Another element in the campaign was hard cider. Every log cabin must have its barrel of this acrid fluid, as the antithesis of the alleged beverage of President Van Buren at the White House. He, it was asserted, drank champagne. Another feature at the log cabin, and in all political processions, was at least one raccoon; and if not a live raccoon in a cage, at least a raccoon skin nailed upon the outside of the cabin.

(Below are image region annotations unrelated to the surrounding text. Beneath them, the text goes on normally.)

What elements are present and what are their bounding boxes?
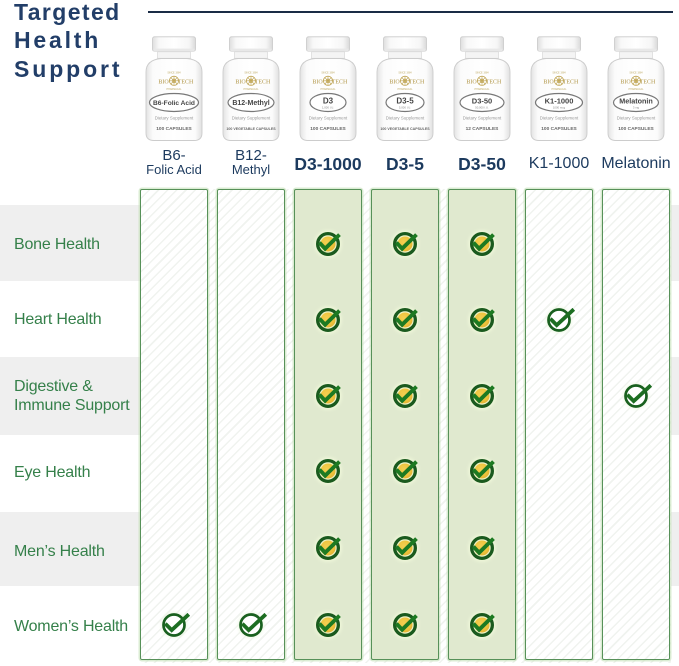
svg-text:1000 mcg: 1000 mcg: [553, 106, 566, 110]
svg-text:SINCE 1984: SINCE 1984: [552, 72, 566, 75]
svg-text:Dietary Supplement: Dietary Supplement: [540, 116, 579, 121]
svg-text:D3-50: D3-50: [472, 97, 492, 106]
svg-text:PHARMACAL: PHARMACAL: [552, 88, 568, 91]
svg-text:B6-Folic Acid: B6-Folic Acid: [153, 100, 195, 107]
svg-text:TECH: TECH: [486, 80, 502, 86]
svg-text:Dietary Supplement: Dietary Supplement: [232, 116, 271, 121]
svg-text:3 mg: 3 mg: [633, 106, 640, 110]
svg-text:1,000 I.U.: 1,000 I.U.: [322, 106, 334, 110]
svg-text:BIO: BIO: [466, 80, 477, 86]
svg-text:K1-1000: K1-1000: [545, 97, 574, 106]
svg-text:BIO: BIO: [389, 80, 400, 86]
svg-text:12 CAPSULES: 12 CAPSULES: [466, 126, 500, 132]
svg-text:100 VEGETABLE CAPSULES: 100 VEGETABLE CAPSULES: [226, 127, 276, 131]
svg-text:100 CAPSULES: 100 CAPSULES: [618, 126, 654, 132]
svg-text:D3-5: D3-5: [396, 97, 414, 106]
svg-text:TECH: TECH: [178, 80, 194, 86]
svg-text:D3: D3: [323, 97, 334, 106]
svg-text:SINCE 1984: SINCE 1984: [321, 72, 335, 75]
svg-text:PHARMACAL: PHARMACAL: [244, 88, 260, 91]
svg-text:BIO: BIO: [620, 80, 631, 86]
svg-text:B12-Methyl: B12-Methyl: [232, 100, 269, 107]
svg-text:Dietary Supplement: Dietary Supplement: [617, 116, 656, 121]
svg-text:Dietary Supplement: Dietary Supplement: [155, 116, 194, 121]
svg-text:PHARMACAL: PHARMACAL: [629, 88, 645, 91]
svg-text:PHARMACAL: PHARMACAL: [475, 88, 491, 91]
svg-text:Dietary Supplement: Dietary Supplement: [463, 116, 502, 121]
svg-text:100 VEGETABLE CAPSULES: 100 VEGETABLE CAPSULES: [380, 127, 430, 131]
svg-text:Melatonin: Melatonin: [619, 97, 653, 106]
svg-text:100 CAPSULES: 100 CAPSULES: [156, 126, 192, 132]
svg-text:SINCE 1984: SINCE 1984: [167, 72, 181, 75]
svg-text:SINCE 1984: SINCE 1984: [244, 72, 258, 75]
svg-text:BIO: BIO: [235, 80, 246, 86]
svg-text:BIO: BIO: [158, 80, 169, 86]
svg-text:Dietary Supplement: Dietary Supplement: [309, 116, 348, 121]
svg-text:100 CAPSULES: 100 CAPSULES: [541, 126, 577, 132]
svg-text:TECH: TECH: [640, 80, 656, 86]
svg-text:TECH: TECH: [332, 80, 348, 86]
svg-text:TECH: TECH: [563, 80, 579, 86]
svg-text:PHARMACAL: PHARMACAL: [398, 88, 414, 91]
svg-text:SINCE 1984: SINCE 1984: [629, 72, 643, 75]
svg-text:100 CAPSULES: 100 CAPSULES: [310, 126, 346, 132]
svg-text:SINCE 1984: SINCE 1984: [475, 72, 489, 75]
svg-text:TECH: TECH: [409, 80, 425, 86]
svg-text:SINCE 1984: SINCE 1984: [398, 72, 412, 75]
svg-text:Dietary Supplement: Dietary Supplement: [386, 116, 425, 121]
svg-text:BIO: BIO: [543, 80, 554, 86]
svg-text:PHARMACAL: PHARMACAL: [321, 88, 337, 91]
svg-text:50,000 I.U.: 50,000 I.U.: [475, 106, 489, 110]
svg-text:TECH: TECH: [255, 80, 271, 86]
svg-text:PHARMACAL: PHARMACAL: [167, 88, 183, 91]
svg-text:5,000 I.U.: 5,000 I.U.: [399, 106, 411, 110]
svg-text:BIO: BIO: [312, 80, 323, 86]
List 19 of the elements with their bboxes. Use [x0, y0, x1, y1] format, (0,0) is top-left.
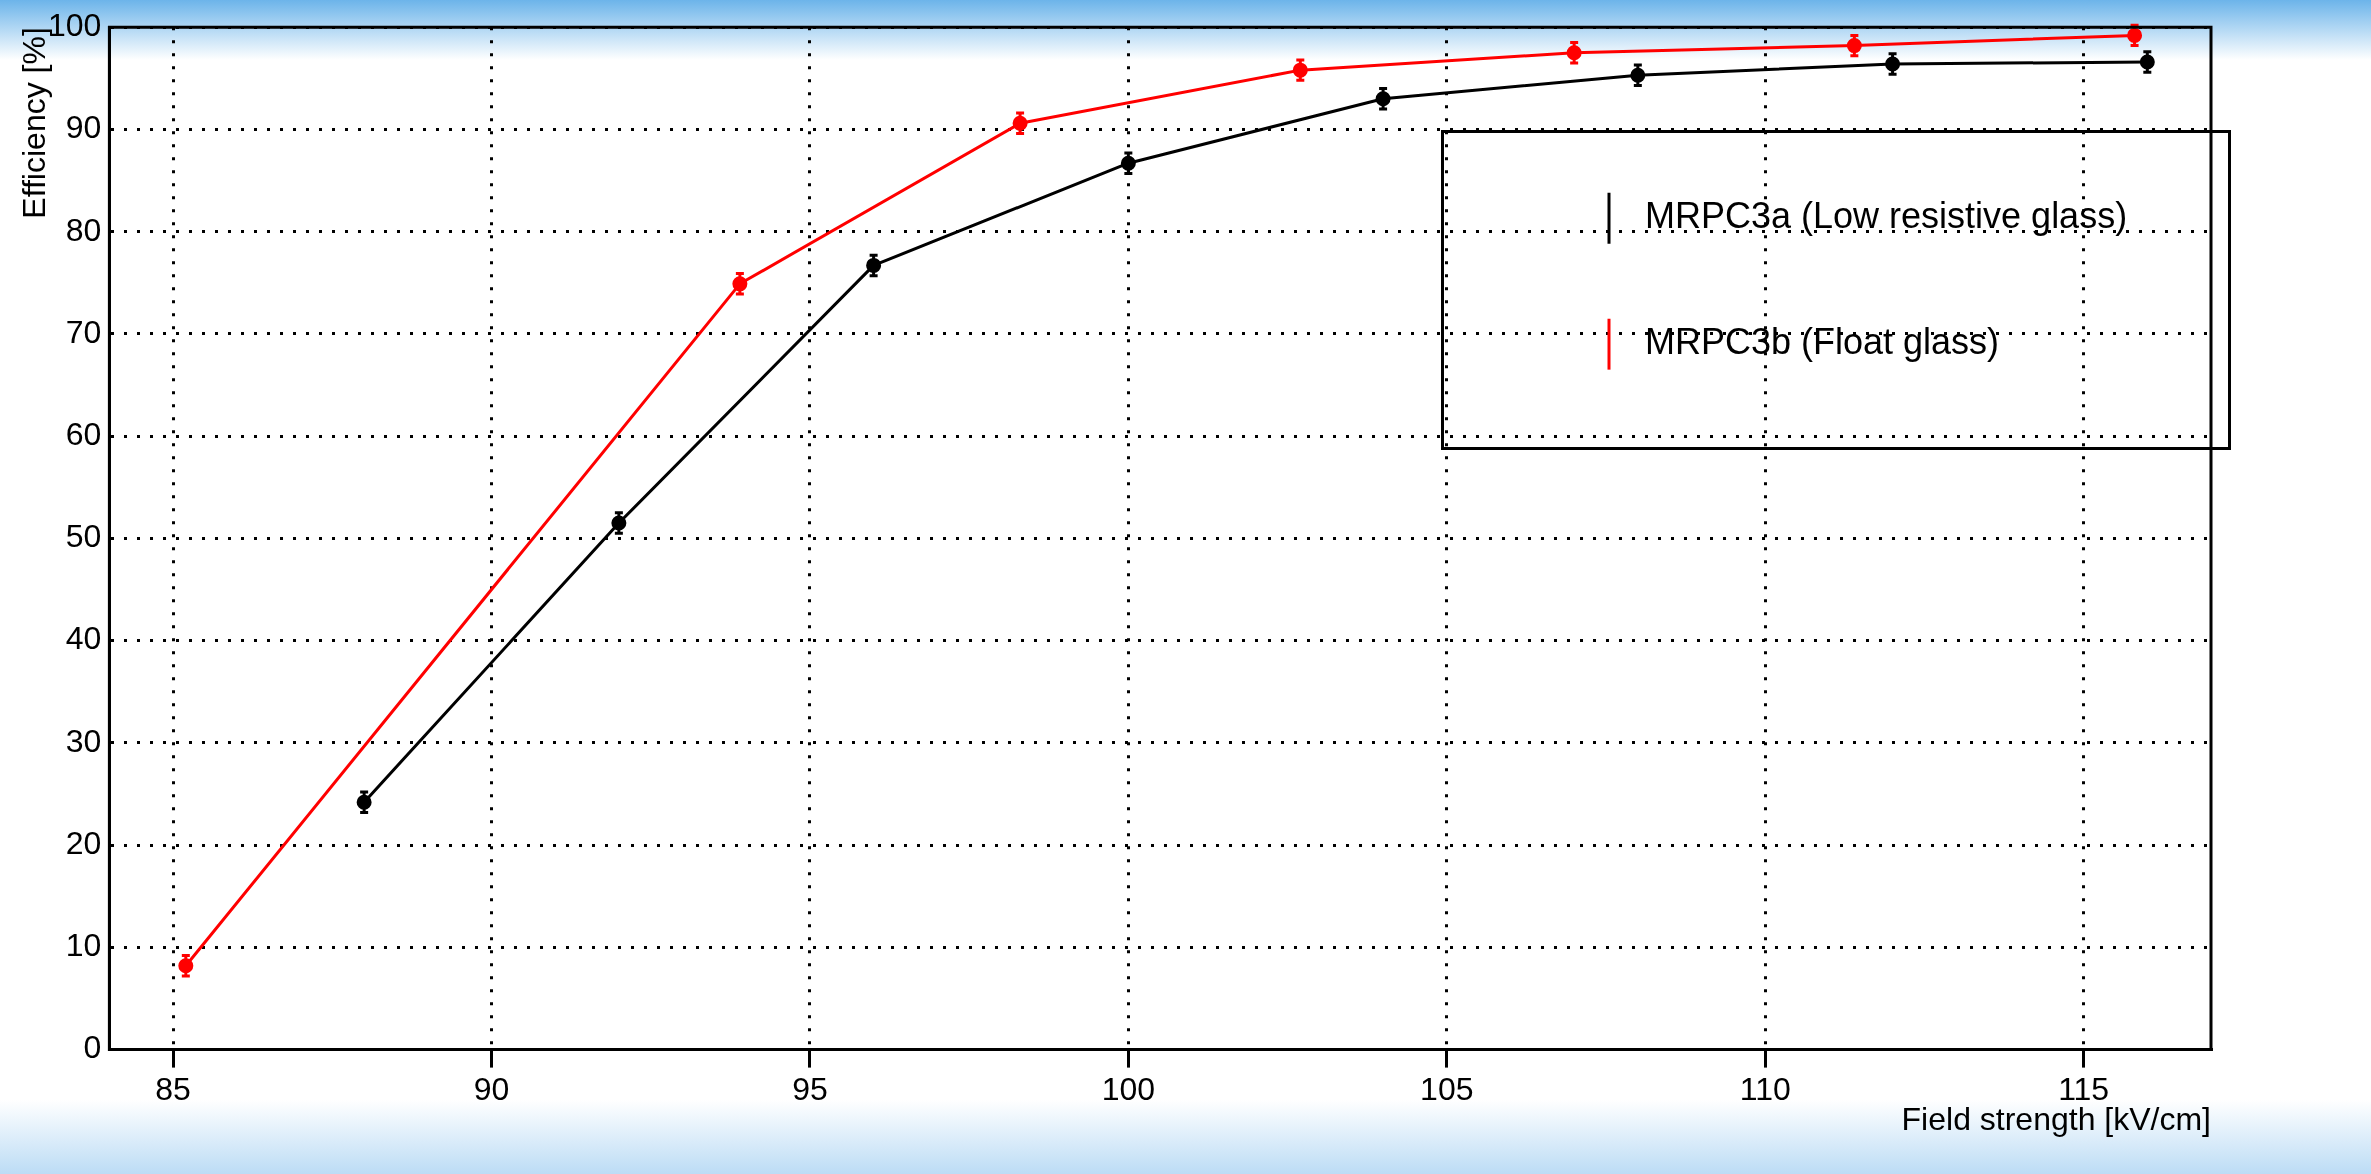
- x-tick-label: 100: [1101, 1070, 1156, 1107]
- y-tick-label: 80: [65, 211, 102, 248]
- y-tick-label: 70: [65, 313, 102, 350]
- x-tick-label: 105: [1420, 1070, 1474, 1107]
- y-tick-label: 0: [83, 1029, 102, 1066]
- y-tick-label: 90: [65, 109, 102, 146]
- x-tick-label: 90: [473, 1070, 510, 1107]
- x-tick-label: 85: [155, 1070, 191, 1107]
- y-tick-label: 30: [65, 722, 102, 759]
- y-axis-title: Efficiency [%]: [15, 27, 52, 219]
- x-tick-label: 95: [792, 1070, 828, 1107]
- x-tick-label: 110: [1739, 1070, 1791, 1107]
- y-tick-label: 20: [65, 824, 102, 861]
- y-tick-label: 60: [65, 415, 102, 452]
- y-tick-label: 50: [65, 518, 102, 555]
- y-tick-label: 10: [65, 927, 102, 964]
- y-tick-label: 40: [65, 620, 102, 657]
- legend-label: MRPC3a (Low resistive glass): [1645, 195, 2128, 237]
- legend-label: MRPC3b (Float glass): [1645, 321, 2000, 363]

Among the features of that period which excited my imagination were the enormous mass meetings with processions coming in from all points of the compass, miles in length, and bearing every patriotic device and political emblem. Here the Whigs had infinitely the advantage. Their campaign was positive and aggressive. On wagons were men working at every trade which expected to be benefited by Whig success: log cabins of all sorts and sizes; hard-cider barrels; coon pens; great canvas balls, which were kept “a-rolling on”; canoes, such as General Harrison had used in crossing Western rivers; eagles that screamed in defiance and cocks that crowed for victory. The turning ball had reference to sundry lines in the foremost campaign song. For the October election in Maine having gone Whig by a large majority, clearly indicating what the general result was to be in November, the opening lines ran as follows:

Oh, have you heard the news from Maine—Maine—Maine? Rolling the country through? It is the ball a-rolling on For Tippecanoe and Tyler, too.

The only matter of political importance which, as a boy eight years old, I seized upon, and which dwells in my memory, was the creation of the “Sub-Treasury.” That this was a wise measure seems now proven by the fact that through all the vicissitudes of politics, from that day to this, it has remained and rendered admirable service. But at that time it was used as a weapon against the Democratic Party and came to be considered by featherbrained partisans, young and old, as the culmination of human wickedness. As to what the “Sub-Treasury” really was I had not the remotest idea; but this I knew—that it was the most wicked outrage ever committed by a remorseless tyrant upon a long-suffering people.

In November 1840 General Harrison was elected. The following spring he was inaugurated, and the Whigs being now for the first time in power, the rush for office was fearful. It was undoubtedly this crushing pressure upon the kindly old man that caused his death. What British soldiers, and Indian warriors, and fire, flood, and swamp fevers could not accomplish in over sixty years was achieved by the office-seeking hordes in just one month.

He was inaugurated on the fourth of March and died early in April.

I remember, as if it were yesterday, my dear mother coming to my bedside, early in the morning, and saying to me, “President Harrison is dead.” I wondered what was to become of us. He was the first president who had died during his term of service, and a great feeling of relief came over me when I learned that his high office had devolved upon the vice president.